There is a marginally active #nlnog (irc.nlnog.net) and fairly active #networker channel that I lurk on despite not speaking Dutch - but they are mostly European. I am on several Slack groups that are DNS-focused. There is the DNS-OARC Mattermost. I do sort of prefer IRC - Slack becomes quickly fragmented into "helpful" topical sub-groups that I never have the time to look at - one layer of categorization is plenty. Discord is walled garden. Social media is barely functional for conversations - it is a broadcast mechanism. Email lists are also functional but have been dying out in favor of... nothing. I am on some IRC channels dedicated to very narrow subjects (all OSS-related.) If someone wants to champion an effort to re-invigorate an IRC channel, I'd probably be there. I just looked at the Freenode #nanog - three other participants. I'm not even sure if that was the server/channel that I had used in the past, so pointers welcome if there is a more lively channel. As with all open platforms, keeping the really off-topic chatter down is a challenge. It drives people away. Also, there needs to be some minor gatekeeping, otherwise #nanog would become "I can't print - is the internet down?" I have no answers on this issue, though. JT On 20 Aug 2025, at 17:39, jim deleskie via NANOG wrote:
I haven't been on IRC in a long long time. Damn I'm old. :(
On Wed, Aug 20, 2025, 8:36 PM Mark Prosser via NANOG <nanog@lists.nanog.org> wrote:
I was chatting with some industry colleagues recently and I realized that various sectors of our industry are not "online" in the spaces I'm online.

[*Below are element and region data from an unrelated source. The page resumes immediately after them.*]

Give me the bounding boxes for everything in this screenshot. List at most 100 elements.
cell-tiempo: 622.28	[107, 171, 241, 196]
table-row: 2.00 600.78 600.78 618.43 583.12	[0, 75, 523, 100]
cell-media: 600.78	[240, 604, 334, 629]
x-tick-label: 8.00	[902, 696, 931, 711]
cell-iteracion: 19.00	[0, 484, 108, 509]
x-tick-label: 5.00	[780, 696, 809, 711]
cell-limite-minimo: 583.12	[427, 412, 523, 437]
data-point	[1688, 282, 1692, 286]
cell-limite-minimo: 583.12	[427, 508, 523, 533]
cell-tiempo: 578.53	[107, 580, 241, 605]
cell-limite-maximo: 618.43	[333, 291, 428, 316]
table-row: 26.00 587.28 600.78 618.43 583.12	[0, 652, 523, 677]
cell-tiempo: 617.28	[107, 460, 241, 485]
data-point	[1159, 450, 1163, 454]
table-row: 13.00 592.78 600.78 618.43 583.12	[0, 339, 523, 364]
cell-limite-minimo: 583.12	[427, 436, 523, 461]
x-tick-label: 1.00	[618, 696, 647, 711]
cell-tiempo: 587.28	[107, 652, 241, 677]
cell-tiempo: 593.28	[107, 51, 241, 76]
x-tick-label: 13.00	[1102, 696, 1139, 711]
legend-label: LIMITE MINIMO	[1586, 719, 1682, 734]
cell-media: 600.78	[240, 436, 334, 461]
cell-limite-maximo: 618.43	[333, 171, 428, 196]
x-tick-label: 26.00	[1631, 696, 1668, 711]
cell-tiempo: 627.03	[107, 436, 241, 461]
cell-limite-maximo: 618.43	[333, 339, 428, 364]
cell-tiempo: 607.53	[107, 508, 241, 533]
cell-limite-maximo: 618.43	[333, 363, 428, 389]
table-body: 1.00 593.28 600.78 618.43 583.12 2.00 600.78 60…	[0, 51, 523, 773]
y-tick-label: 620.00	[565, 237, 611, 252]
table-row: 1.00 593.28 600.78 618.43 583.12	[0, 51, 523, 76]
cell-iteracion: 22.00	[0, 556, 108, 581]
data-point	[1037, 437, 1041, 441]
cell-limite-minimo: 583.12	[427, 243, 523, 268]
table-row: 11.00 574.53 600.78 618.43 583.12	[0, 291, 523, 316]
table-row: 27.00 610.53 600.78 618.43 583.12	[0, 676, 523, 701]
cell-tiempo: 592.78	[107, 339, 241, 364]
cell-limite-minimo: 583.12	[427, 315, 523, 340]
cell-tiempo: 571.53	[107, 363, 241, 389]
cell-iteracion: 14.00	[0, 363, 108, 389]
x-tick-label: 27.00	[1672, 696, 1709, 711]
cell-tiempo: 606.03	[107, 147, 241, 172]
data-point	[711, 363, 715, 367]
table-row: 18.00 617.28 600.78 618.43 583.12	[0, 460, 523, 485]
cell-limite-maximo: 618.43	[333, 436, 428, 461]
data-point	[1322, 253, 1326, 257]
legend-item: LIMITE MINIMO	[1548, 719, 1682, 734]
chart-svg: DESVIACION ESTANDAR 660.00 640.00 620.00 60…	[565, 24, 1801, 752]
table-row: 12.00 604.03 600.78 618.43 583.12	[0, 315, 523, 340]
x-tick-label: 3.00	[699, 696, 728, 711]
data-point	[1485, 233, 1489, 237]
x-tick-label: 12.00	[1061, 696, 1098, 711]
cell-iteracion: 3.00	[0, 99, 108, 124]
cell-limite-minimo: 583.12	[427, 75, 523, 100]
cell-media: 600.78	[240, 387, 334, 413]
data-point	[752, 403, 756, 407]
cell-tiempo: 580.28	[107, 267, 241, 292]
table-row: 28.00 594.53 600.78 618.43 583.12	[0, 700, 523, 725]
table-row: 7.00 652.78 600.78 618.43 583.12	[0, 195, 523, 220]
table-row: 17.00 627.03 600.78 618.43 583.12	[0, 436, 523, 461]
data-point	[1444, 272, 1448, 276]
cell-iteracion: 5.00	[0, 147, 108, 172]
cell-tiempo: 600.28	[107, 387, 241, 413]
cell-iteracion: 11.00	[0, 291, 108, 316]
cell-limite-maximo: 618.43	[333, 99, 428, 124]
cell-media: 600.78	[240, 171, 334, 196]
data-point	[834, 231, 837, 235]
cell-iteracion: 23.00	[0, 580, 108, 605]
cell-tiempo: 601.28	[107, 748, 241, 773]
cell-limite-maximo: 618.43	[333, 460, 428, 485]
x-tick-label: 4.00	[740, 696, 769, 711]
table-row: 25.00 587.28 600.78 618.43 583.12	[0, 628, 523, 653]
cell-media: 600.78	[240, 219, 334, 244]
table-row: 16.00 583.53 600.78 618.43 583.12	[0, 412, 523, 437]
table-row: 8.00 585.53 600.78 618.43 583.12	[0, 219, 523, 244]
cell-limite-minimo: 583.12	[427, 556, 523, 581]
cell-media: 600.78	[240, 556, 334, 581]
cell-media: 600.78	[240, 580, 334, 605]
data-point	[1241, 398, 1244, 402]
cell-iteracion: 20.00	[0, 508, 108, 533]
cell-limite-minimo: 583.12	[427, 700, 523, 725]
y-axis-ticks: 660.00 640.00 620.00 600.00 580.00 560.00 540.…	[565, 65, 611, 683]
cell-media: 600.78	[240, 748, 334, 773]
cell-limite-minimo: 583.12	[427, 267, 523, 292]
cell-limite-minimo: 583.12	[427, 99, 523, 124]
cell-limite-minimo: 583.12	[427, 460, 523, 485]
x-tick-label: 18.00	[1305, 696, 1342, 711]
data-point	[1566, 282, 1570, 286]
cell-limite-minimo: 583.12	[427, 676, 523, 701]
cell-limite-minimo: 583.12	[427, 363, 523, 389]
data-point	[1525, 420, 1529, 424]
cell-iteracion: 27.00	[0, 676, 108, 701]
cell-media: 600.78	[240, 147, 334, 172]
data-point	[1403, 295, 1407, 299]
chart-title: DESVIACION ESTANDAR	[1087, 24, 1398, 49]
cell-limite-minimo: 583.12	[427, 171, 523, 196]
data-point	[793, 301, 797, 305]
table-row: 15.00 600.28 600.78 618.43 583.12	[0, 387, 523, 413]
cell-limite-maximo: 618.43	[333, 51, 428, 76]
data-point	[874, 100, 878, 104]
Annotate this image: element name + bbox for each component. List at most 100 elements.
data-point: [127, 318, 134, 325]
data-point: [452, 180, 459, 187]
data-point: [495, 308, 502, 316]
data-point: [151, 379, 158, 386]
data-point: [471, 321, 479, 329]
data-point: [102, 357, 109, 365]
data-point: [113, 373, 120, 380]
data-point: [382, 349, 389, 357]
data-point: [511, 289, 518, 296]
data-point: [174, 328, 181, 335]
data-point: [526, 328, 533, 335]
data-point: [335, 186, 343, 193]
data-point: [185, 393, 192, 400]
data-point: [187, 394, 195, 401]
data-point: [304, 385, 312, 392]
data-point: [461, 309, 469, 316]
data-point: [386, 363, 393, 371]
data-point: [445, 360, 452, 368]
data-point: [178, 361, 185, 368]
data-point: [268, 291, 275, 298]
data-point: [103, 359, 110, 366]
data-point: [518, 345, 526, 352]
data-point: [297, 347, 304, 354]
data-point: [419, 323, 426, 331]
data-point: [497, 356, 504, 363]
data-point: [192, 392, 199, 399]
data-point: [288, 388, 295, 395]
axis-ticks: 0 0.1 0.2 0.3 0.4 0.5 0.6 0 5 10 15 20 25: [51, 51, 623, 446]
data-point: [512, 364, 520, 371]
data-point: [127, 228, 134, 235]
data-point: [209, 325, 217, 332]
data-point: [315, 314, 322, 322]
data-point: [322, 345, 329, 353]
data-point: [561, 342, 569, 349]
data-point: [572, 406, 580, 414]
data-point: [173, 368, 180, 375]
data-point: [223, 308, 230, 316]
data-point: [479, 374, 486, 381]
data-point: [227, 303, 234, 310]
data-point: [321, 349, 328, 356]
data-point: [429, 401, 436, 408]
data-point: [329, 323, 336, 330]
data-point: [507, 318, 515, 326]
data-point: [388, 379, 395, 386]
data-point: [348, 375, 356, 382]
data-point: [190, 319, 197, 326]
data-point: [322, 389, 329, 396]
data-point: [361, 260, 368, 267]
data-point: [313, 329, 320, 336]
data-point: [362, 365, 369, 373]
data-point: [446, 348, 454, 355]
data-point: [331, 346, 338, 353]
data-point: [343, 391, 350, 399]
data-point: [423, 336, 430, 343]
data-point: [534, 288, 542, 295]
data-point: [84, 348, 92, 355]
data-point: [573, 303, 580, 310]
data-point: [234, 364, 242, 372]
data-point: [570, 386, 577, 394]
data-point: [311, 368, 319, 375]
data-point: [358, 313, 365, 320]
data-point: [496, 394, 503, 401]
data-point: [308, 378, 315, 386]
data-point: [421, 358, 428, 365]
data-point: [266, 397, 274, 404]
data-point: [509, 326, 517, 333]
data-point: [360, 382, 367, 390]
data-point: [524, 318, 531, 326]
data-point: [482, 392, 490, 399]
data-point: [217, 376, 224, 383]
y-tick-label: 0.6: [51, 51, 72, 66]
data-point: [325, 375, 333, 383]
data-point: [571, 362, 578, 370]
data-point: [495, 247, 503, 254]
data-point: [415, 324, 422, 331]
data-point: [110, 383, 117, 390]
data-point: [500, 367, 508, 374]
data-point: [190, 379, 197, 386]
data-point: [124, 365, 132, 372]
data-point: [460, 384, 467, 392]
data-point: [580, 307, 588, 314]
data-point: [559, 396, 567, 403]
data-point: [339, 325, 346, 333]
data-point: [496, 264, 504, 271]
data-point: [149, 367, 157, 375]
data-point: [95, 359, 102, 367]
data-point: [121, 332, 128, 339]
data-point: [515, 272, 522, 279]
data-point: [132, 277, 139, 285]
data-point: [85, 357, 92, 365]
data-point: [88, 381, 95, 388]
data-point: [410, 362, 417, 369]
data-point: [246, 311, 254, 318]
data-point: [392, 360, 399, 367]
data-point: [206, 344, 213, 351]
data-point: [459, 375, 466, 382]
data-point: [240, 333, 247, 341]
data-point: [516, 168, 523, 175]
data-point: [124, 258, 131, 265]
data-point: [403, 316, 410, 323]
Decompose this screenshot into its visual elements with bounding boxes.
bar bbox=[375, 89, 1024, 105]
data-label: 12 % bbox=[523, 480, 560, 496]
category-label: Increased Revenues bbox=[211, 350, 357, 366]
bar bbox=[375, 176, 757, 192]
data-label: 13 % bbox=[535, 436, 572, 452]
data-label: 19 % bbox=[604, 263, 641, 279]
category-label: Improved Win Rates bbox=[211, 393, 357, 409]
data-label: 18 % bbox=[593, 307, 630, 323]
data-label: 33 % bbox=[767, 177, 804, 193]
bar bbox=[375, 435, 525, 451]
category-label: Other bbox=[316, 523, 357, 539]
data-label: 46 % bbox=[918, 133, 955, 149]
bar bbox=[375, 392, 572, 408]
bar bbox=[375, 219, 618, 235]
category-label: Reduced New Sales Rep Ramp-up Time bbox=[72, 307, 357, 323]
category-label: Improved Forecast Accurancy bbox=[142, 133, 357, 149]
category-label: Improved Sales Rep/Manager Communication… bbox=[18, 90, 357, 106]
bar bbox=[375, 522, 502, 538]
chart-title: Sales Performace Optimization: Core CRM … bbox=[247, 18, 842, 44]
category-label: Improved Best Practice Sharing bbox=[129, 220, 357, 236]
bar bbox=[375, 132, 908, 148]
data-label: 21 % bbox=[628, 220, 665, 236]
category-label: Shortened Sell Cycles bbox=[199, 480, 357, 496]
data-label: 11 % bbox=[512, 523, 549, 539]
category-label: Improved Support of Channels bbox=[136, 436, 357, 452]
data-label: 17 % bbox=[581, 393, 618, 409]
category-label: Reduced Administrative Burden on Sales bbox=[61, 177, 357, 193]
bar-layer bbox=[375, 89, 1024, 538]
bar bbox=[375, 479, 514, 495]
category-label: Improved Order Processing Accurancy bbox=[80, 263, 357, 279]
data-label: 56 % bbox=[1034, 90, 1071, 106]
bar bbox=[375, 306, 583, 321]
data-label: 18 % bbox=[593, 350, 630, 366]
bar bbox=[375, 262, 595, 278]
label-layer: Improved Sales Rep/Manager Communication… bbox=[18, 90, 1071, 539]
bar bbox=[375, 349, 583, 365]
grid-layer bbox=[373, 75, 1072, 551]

Perhaps there was a time when most of us were on mailing lists & IRC, but now the communities seem fragmented and behind walled gardens (Mainly Discord and Slack .. the latter is deleting our messages faster and faster).
Personally, I'm subscribed to several discord groups (including NANOG), several slack groups, a few mailing lists, IRC (I'm not on that often these days), one or two Matrix groups, IETF Zulip...
This quickly becomes cumbersome and I find myself mainly in Packet Pushers & NAF Slack groups -- while being "reachable" in other places. I feel like I'm missing out on conversations outside of the few bubbles I participate in.